Once Spain and UK (for Gibraltar area) have notified the Commission of a new law transposing the EU Timeshare Directive in their correspondent territories, all Member States have now transposed the Directive into their national law, looking to protect this tourist activity with an economic significance demonstrated by the fact that roughly 1.5 million European households are timeshare owners.
New rules provide significant protection for consumers against unwanted timeshare contracts and contracts on similar holiday products, which often bear considerable financial risks for consumers. In particular, consumer protection has been extended to additional holiday products, for instance timeshare contracts for a period under three years, timeshare-resale contracts, timeshare exchange schemes and long-term holiday products such as participation in holiday discount clubs.

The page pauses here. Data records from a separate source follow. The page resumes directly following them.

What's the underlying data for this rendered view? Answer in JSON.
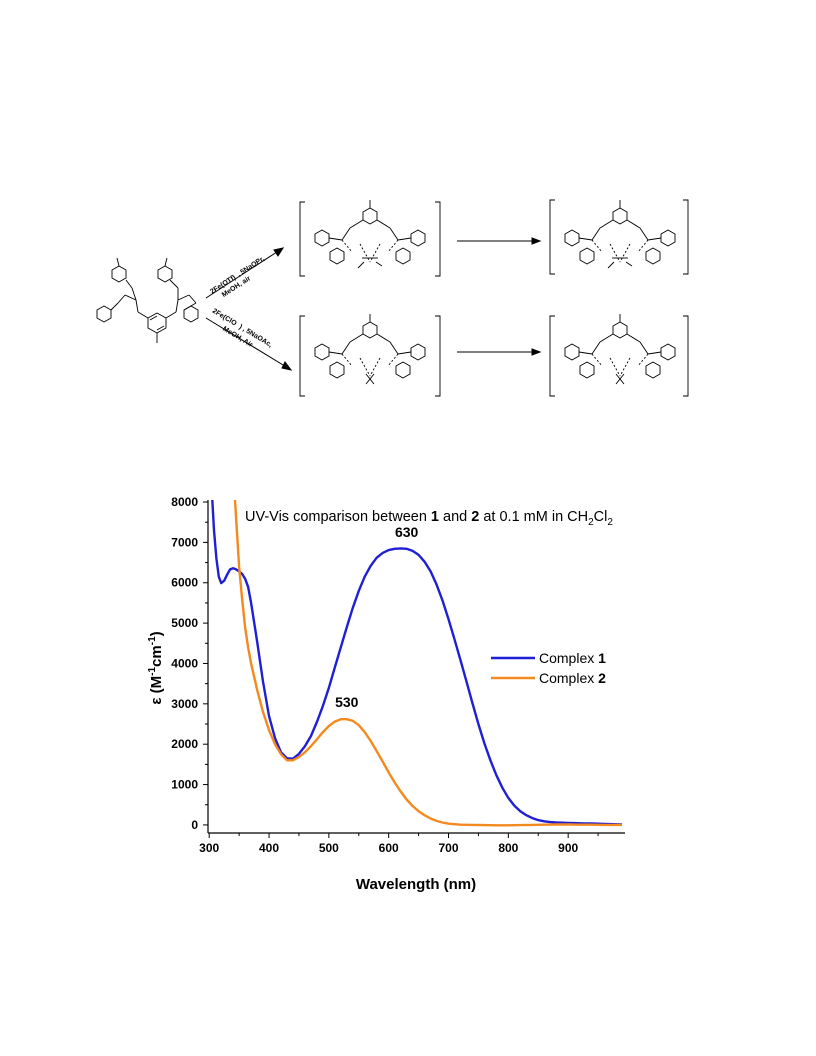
{
  "scheme": {
    "conditions_top": [
      "2Fe(OTf)",
      ", 5NaOPr,",
      "MeOH, air"
    ],
    "conditions_bottom": [
      "2Fe(ClO",
      ") , 5NaOAc,",
      "MeOH, Air"
    ]
  },
  "chart_data": {
    "type": "line",
    "title": {
      "parts": [
        "UV-Vis comparison between ",
        "1",
        " and ",
        "2",
        " at 0.1 mM in CH",
        "2",
        "Cl",
        "2"
      ]
    },
    "xlabel": "Wavelength (nm)",
    "ylabel": {
      "parts": [
        "ε (M",
        "-1",
        "cm",
        "-1",
        ")"
      ]
    },
    "xlim": [
      298,
      995
    ],
    "ylim": [
      -200,
      8050
    ],
    "x_ticks": [
      300,
      400,
      500,
      600,
      700,
      800,
      900
    ],
    "y_ticks": [
      0,
      1000,
      2000,
      3000,
      4000,
      5000,
      6000,
      7000,
      8000
    ],
    "tick_labels_x": [
      "300",
      "400",
      "500",
      "600",
      "700",
      "800",
      "900"
    ],
    "tick_labels_y": [
      "0",
      "1000",
      "2000",
      "3000",
      "4000",
      "5000",
      "6000",
      "7000",
      "8000"
    ],
    "legend_position": "center-right",
    "annotations": [
      {
        "text": "630",
        "x": 630,
        "y": 6840
      },
      {
        "text": "530",
        "x": 530,
        "y": 2620
      }
    ],
    "series": [
      {
        "name": {
          "prefix": "Complex ",
          "bold": "1"
        },
        "color": "#1f1fd6",
        "points": [
          [
            305,
            8100
          ],
          [
            308,
            7300
          ],
          [
            312,
            6600
          ],
          [
            316,
            6150
          ],
          [
            320,
            5990
          ],
          [
            325,
            6050
          ],
          [
            330,
            6200
          ],
          [
            335,
            6330
          ],
          [
            340,
            6360
          ],
          [
            345,
            6330
          ],
          [
            350,
            6280
          ],
          [
            355,
            6220
          ],
          [
            360,
            6100
          ],
          [
            365,
            5900
          ],
          [
            370,
            5500
          ],
          [
            380,
            4550
          ],
          [
            390,
            3550
          ],
          [
            400,
            2700
          ],
          [
            410,
            2150
          ],
          [
            420,
            1800
          ],
          [
            430,
            1650
          ],
          [
            440,
            1640
          ],
          [
            450,
            1760
          ],
          [
            460,
            1950
          ],
          [
            470,
            2200
          ],
          [
            480,
            2550
          ],
          [
            490,
            2950
          ],
          [
            500,
            3400
          ],
          [
            510,
            3900
          ],
          [
            520,
            4400
          ],
          [
            530,
            4900
          ],
          [
            540,
            5380
          ],
          [
            550,
            5800
          ],
          [
            560,
            6150
          ],
          [
            570,
            6420
          ],
          [
            580,
            6620
          ],
          [
            590,
            6740
          ],
          [
            600,
            6810
          ],
          [
            610,
            6840
          ],
          [
            620,
            6850
          ],
          [
            630,
            6840
          ],
          [
            640,
            6790
          ],
          [
            650,
            6690
          ],
          [
            660,
            6520
          ],
          [
            670,
            6280
          ],
          [
            680,
            5960
          ],
          [
            690,
            5560
          ],
          [
            700,
            5100
          ],
          [
            710,
            4600
          ],
          [
            720,
            4080
          ],
          [
            730,
            3550
          ],
          [
            740,
            3020
          ],
          [
            750,
            2500
          ],
          [
            760,
            2020
          ],
          [
            770,
            1600
          ],
          [
            780,
            1230
          ],
          [
            790,
            920
          ],
          [
            800,
            670
          ],
          [
            810,
            480
          ],
          [
            820,
            340
          ],
          [
            830,
            240
          ],
          [
            840,
            170
          ],
          [
            850,
            120
          ],
          [
            860,
            90
          ],
          [
            870,
            70
          ],
          [
            880,
            60
          ],
          [
            890,
            55
          ],
          [
            900,
            50
          ],
          [
            910,
            45
          ],
          [
            920,
            40
          ],
          [
            930,
            38
          ],
          [
            940,
            35
          ],
          [
            950,
            30
          ],
          [
            960,
            25
          ],
          [
            970,
            20
          ],
          [
            980,
            15
          ],
          [
            990,
            10
          ]
        ]
      },
      {
        "name": {
          "prefix": "Complex ",
          "bold": "2"
        },
        "color": "#f28a1f",
        "points": [
          [
            343,
            8100
          ],
          [
            345,
            7600
          ],
          [
            350,
            6400
          ],
          [
            355,
            5600
          ],
          [
            360,
            4900
          ],
          [
            365,
            4400
          ],
          [
            370,
            4000
          ],
          [
            380,
            3350
          ],
          [
            390,
            2800
          ],
          [
            400,
            2350
          ],
          [
            410,
            2000
          ],
          [
            420,
            1750
          ],
          [
            430,
            1600
          ],
          [
            440,
            1600
          ],
          [
            450,
            1680
          ],
          [
            460,
            1800
          ],
          [
            470,
            1950
          ],
          [
            480,
            2120
          ],
          [
            490,
            2300
          ],
          [
            500,
            2450
          ],
          [
            510,
            2560
          ],
          [
            520,
            2620
          ],
          [
            530,
            2620
          ],
          [
            540,
            2580
          ],
          [
            550,
            2470
          ],
          [
            560,
            2300
          ],
          [
            570,
            2080
          ],
          [
            580,
            1830
          ],
          [
            590,
            1570
          ],
          [
            600,
            1300
          ],
          [
            610,
            1050
          ],
          [
            620,
            830
          ],
          [
            630,
            630
          ],
          [
            640,
            470
          ],
          [
            650,
            340
          ],
          [
            660,
            240
          ],
          [
            670,
            160
          ],
          [
            680,
            100
          ],
          [
            690,
            60
          ],
          [
            700,
            30
          ],
          [
            720,
            5
          ],
          [
            740,
            0
          ],
          [
            760,
            -5
          ],
          [
            780,
            -10
          ],
          [
            800,
            -10
          ],
          [
            820,
            -5
          ],
          [
            840,
            0
          ],
          [
            860,
            5
          ],
          [
            880,
            10
          ],
          [
            900,
            10
          ],
          [
            920,
            5
          ],
          [
            940,
            5
          ],
          [
            960,
            0
          ],
          [
            980,
            0
          ],
          [
            990,
            0
          ]
        ]
      }
    ]
  }
}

There is now a uniform EU-wide 14-day cooling-off period, during which consumers may change their mind and withdraw from the contract while traders may not ask for any payments.

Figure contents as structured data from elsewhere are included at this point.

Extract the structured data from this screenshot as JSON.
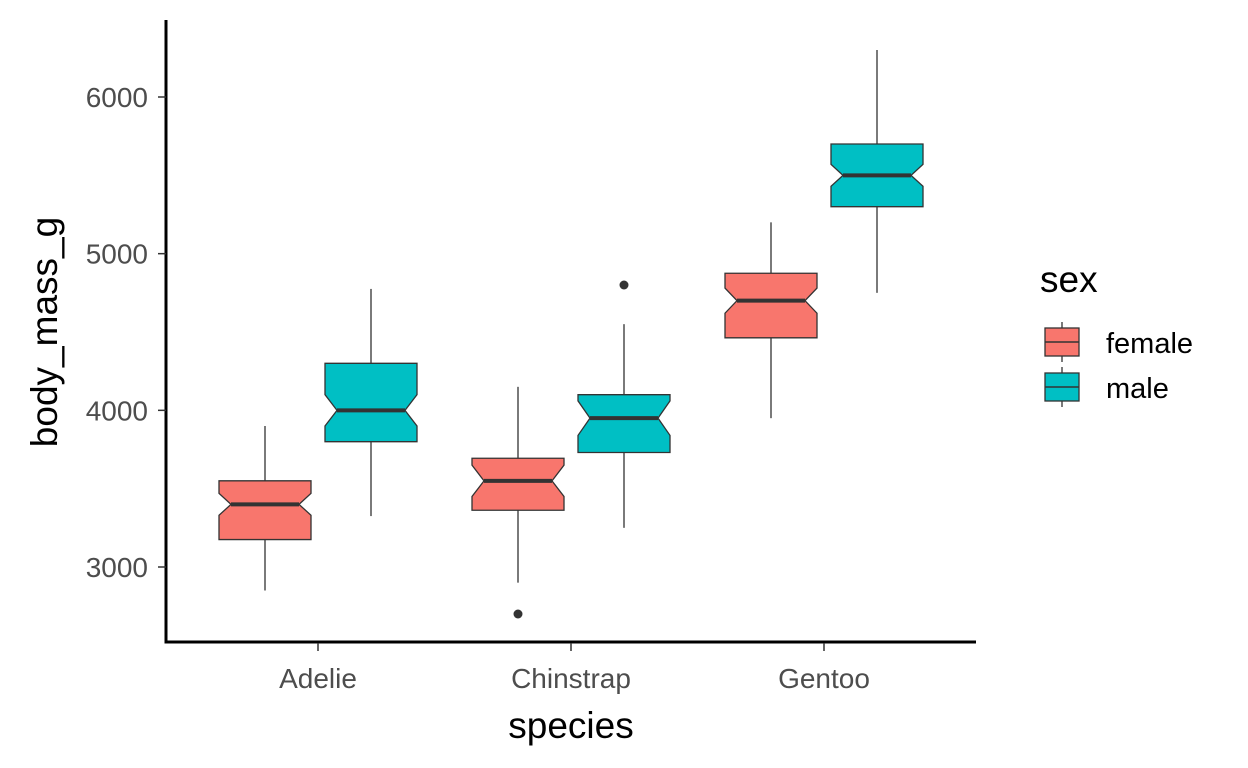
{
  "chart_data": {
    "type": "boxplot",
    "notched": true,
    "xlabel": "species",
    "ylabel": "body_mass_g",
    "categories": [
      "Adelie",
      "Chinstrap",
      "Gentoo"
    ],
    "ylim": [
      2500,
      6450
    ],
    "yticks": [
      3000,
      4000,
      5000,
      6000
    ],
    "grid": false,
    "legend": {
      "title": "sex",
      "position": "right",
      "entries": [
        {
          "label": "female",
          "color": "#F8766D"
        },
        {
          "label": "male",
          "color": "#00BFC4"
        }
      ]
    },
    "series": [
      {
        "name": "female",
        "color": "#F8766D",
        "boxes": [
          {
            "category": "Adelie",
            "lower_whisker": 2850,
            "q1": 3175,
            "median": 3400,
            "q3": 3550,
            "upper_whisker": 3900,
            "notch_low": 3330,
            "notch_high": 3470,
            "outliers": []
          },
          {
            "category": "Chinstrap",
            "lower_whisker": 2900,
            "q1": 3362,
            "median": 3550,
            "q3": 3694,
            "upper_whisker": 4150,
            "notch_low": 3450,
            "notch_high": 3650,
            "outliers": [
              2700
            ]
          },
          {
            "category": "Gentoo",
            "lower_whisker": 3950,
            "q1": 4463,
            "median": 4700,
            "q3": 4875,
            "upper_whisker": 5200,
            "notch_low": 4620,
            "notch_high": 4780,
            "outliers": []
          }
        ]
      },
      {
        "name": "male",
        "color": "#00BFC4",
        "boxes": [
          {
            "category": "Adelie",
            "lower_whisker": 3325,
            "q1": 3800,
            "median": 4000,
            "q3": 4300,
            "upper_whisker": 4775,
            "notch_low": 3900,
            "notch_high": 4100,
            "outliers": []
          },
          {
            "category": "Chinstrap",
            "lower_whisker": 3250,
            "q1": 3731,
            "median": 3950,
            "q3": 4100,
            "upper_whisker": 4550,
            "notch_low": 3840,
            "notch_high": 4060,
            "outliers": [
              4800
            ]
          },
          {
            "category": "Gentoo",
            "lower_whisker": 4750,
            "q1": 5300,
            "median": 5500,
            "q3": 5700,
            "upper_whisker": 6300,
            "notch_low": 5430,
            "notch_high": 5570,
            "outliers": []
          }
        ]
      }
    ]
  }
}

Under the Directive, traders must provide detailed information to consumers in good time, before the consumer is bound by any contract, including the price to be paid, a description of the product and the exact period and length of stay that the consumer is entitled to under the contract. This information should be provided in the consumer’s own language if they need it.
“The Commission’s persistence has paid off, to the benefit of European consumers” stated the EU Commissioner for Justice, Fundamental Rights and Citizenship Viviane Reding. The next step will be carrying out a thorough assessment of the overall quality and completeness of the transposition, ensuring the whole process to be applied and completed in the adequate terms.